Paysage pris dans un filet
La nouvelle pièce de Aki Lumi, « traceryscape » se compose de photographies monochromes de paysages urbains et de scènes quotidiennes, sur lesquelles sont méthodiquement tracées des lignes ultraminces et des figures géométriques.
Certaines photos sont accrochées pivotées à 90°, perturbant ainsi toute perspective stable. Les axes de repères indispensables à notre intelligence du monde s’en trouvent tout bonnement supprimés.
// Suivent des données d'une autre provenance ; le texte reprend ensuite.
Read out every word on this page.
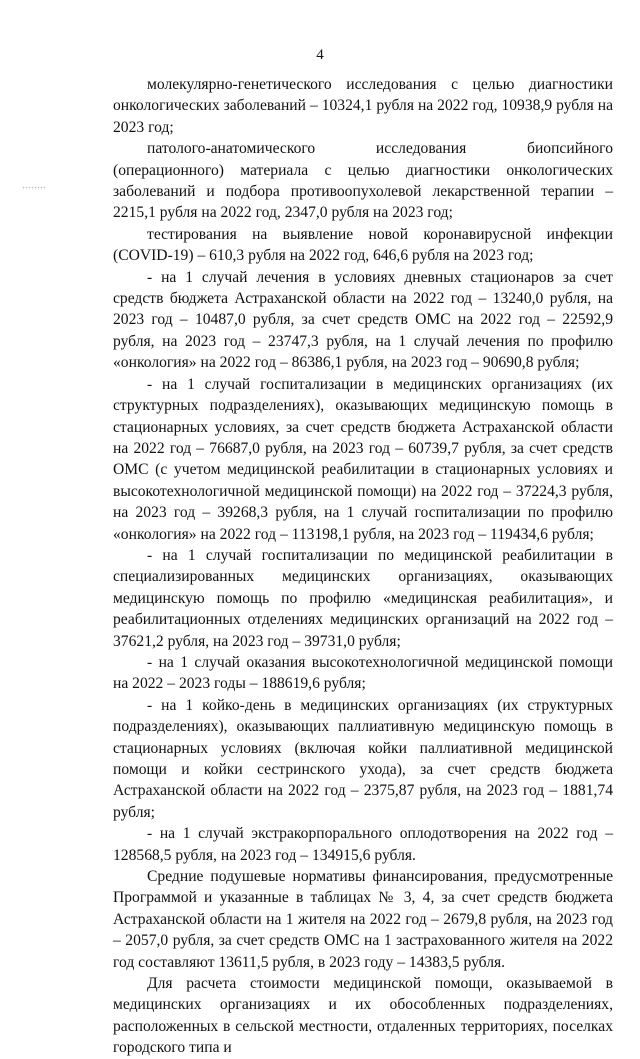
4

молекулярно-генетического исследования с целью диагностики онкологических заболеваний – 10324,1 рубля на 2022 год, 10938,9 рубля на 2023 год;

патолого-анатомического исследования биопсийного (операционного) материала с целью диагностики онкологических заболеваний и подбора противоопухолевой лекарственной терапии – 2215,1 рубля на 2022 год, 2347,0 рубля на 2023 год;

тестирования на выявление новой коронавирусной инфекции (COVID-19) – 610,3 рубля на 2022 год, 646,6 рубля на 2023 год;

- на 1 случай лечения в условиях дневных стационаров за счет средств бюджета Астраханской области на 2022 год – 13240,0 рубля, на 2023 год – 10487,0 рубля, за счет средств ОМС на 2022 год – 22592,9 рубля, на 2023 год – 23747,3 рубля, на 1 случай лечения по профилю «онкология» на 2022 год – 86386,1 рубля, на 2023 год – 90690,8 рубля;

- на 1 случай госпитализации в медицинских организациях (их структурных подразделениях), оказывающих медицинскую помощь в стационарных условиях, за счет средств бюджета Астраханской области на 2022 год – 76687,0 рубля, на 2023 год – 60739,7 рубля, за счет средств ОМС (с учетом медицинской реабилитации в стационарных условиях и высокотехнологичной медицинской помощи) на 2022 год – 37224,3 рубля, на 2023 год – 39268,3 рубля, на 1 случай госпитализации по профилю «онкология» на 2022 год – 113198,1 рубля, на 2023 год – 119434,6 рубля;

- на 1 случай госпитализации по медицинской реабилитации в специализированных медицинских организациях, оказывающих медицинскую помощь по профилю «медицинская реабилитация», и реабилитационных отделениях медицинских организаций на 2022 год – 37621,2 рубля, на 2023 год – 39731,0 рубля;

- на 1 случай оказания высокотехнологичной медицинской помощи на 2022 – 2023 годы – 188619,6 рубля;

- на 1 койко-день в медицинских организациях (их структурных подразделениях), оказывающих паллиативную медицинскую помощь в стационарных условиях (включая койки паллиативной медицинской помощи и койки сестринского ухода), за счет средств бюджета Астраханской области на 2022 год – 2375,87 рубля, на 2023 год – 1881,74 рубля;

- на 1 случай экстракорпорального оплодотворения на 2022 год – 128568,5 рубля, на 2023 год – 134915,6 рубля.

Средние подушевые нормативы финансирования, предусмотренные Программой и указанные в таблицах № 3, 4, за счет средств бюджета Астраханской области на 1 жителя на 2022 год – 2679,8 рубля, на 2023 год – 2057,0 рубля, за счет средств ОМС на 1 застрахованного жителя на 2022 год составляют 13611,5 рубля, в 2023 году – 14383,5 рубля.

Для расчета стоимости медицинской помощи, оказываемой в медицинских организациях и их обособленных подразделениях, расположенных в сельской местности, отдаленных территориях, поселках городского типа и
Ici, le paysage ne s’étend pas vers le fond mais vers le haut ou vers le bas, comme pour nous faire prendre conscience du fait que la photographie n’est après tout qu’un produit à deux dimensions.
En suivant des yeux les lignes et les figures géométriques qui parcourent librement la surface des paysages, on s’aperçoit qu’on a le regard fixé, comme pris au piège tendu par l’artiste, sur des détails infimes, sortes d’« arrière-scènes » qui ne jouent que les seconds rôles et auxquels on n’aurait pas prêté attention si l’on contemplait une simple photographie ; des antennes si fines qu’on les croirait fondues dans le ciel, des fils de fer d’une forme étrange suspendus à une pancarte ou des signes tracés sur les façades des bâtiments dont le sens nous demeure indéchiffrable s’impriment dans les yeux des spectateurs.
Abandonnant la lecture habituelle des photographies, on se rend compte que le regard s’affaire plutôt à scanner, en opérant des allers-retours à la surface du « papier », qu’à chercher un sens à ces « images ». Pourtant, ce qui nous est montré n’est autre chose que des photos et des figures. Que se passe-t-il à la surface d’une photographie captée par l’appareil optique ? Ce qu’il importe de remarquer ici, c’est que l’artiste ne vient rien modifier ni ajouter au niveau de l’image ; il intervient seulement sur le papier-photo, qui a son existence physique propre, pour y produire des accidents de surface. Ce « traceryscape » peut être considéré comme un ensemble de « photos-évènement », qui ne se produisent toujours qu’une seule fois, construits dans la superposition de deux images : les « paysages réels » et les « traits et figures para-réels », sortes de calques de notre espace de perceptions, parallèles au premier mais situés dans une autre dimension.
Dans cette série, les ailes d’insectes apportent une mesure supplémentaire, d’autres axes de repères. Les ailes microscopiques, collées directement sur le négatif, apparaissent plus grandes au centuple, brouillant encore davantage notre sens de la perspective et de l’échelle des images. Au lieu de photographier les insectes et d’en tirer le négatif, l’artiste les fait apparaître directement, nus, à la surface de la photographie comme la trace d’un accident.
Les lignes, les figures géométriques, les ailes d’insectes, les mailles de lumière, tout cela cohabite sur un paysage aux tons gris et de matière agréable, pour créer un espace de reconnaissance—traceryscape.
L’artiste a souvent recours au mot « système » pour rendre compte de son travail, un mot qui n’est certes pas couramment associé à l’art, mais dont le sens nous apparaît immédiatement si nous songeons au socle qui soutient ces « tableaux » et ces « photos » : des règles minutieuses et les relations qu’elles tissent les unes avec les autres, définies par l’artiste au moment de la réalisation de chaque pièce. Le sens en est très clair dans la pièce « trace », qui regroupe une série de dessins. Ceux-ci n’ont pas été tracés à main levée, mais à l’aide d’une règle et d’un compas. Du coup, contrairement aux tableaux peints pour transposer une vision forgée au préalable dans l’esprit, ces dessins revendiquent une réalisation à la fois accidentelle et automatique, marquée par le hasard et susceptible d’une évolution inattendue ; comme si les lignes et les plans, suivant chacun le « système » automatique qui le définit, engendraient eux-mêmes la multiplication ultérieure des traits, toute orchestrée qu’elle fût par l’imagination de l’artiste. Le « traceryscape » marque une évolution importante dans ce processus. Le paysage que l’on a sous les yeux n’est plus un dessin né du blanc de la page ; jamais plus il ne pourra être effacé, quels que soient les ajouts ultérieurs, car il est devenu à lui-même sa propre feuille blanche, son papier à dessin. Il apparaît désormais évident dans le travail de Aki Lumi que c’est au « système » lui-même, autrement dit à la nature des corrélations, que revient le rôle déterminant dans l’intelligence et la formation de son monde, de notre monde.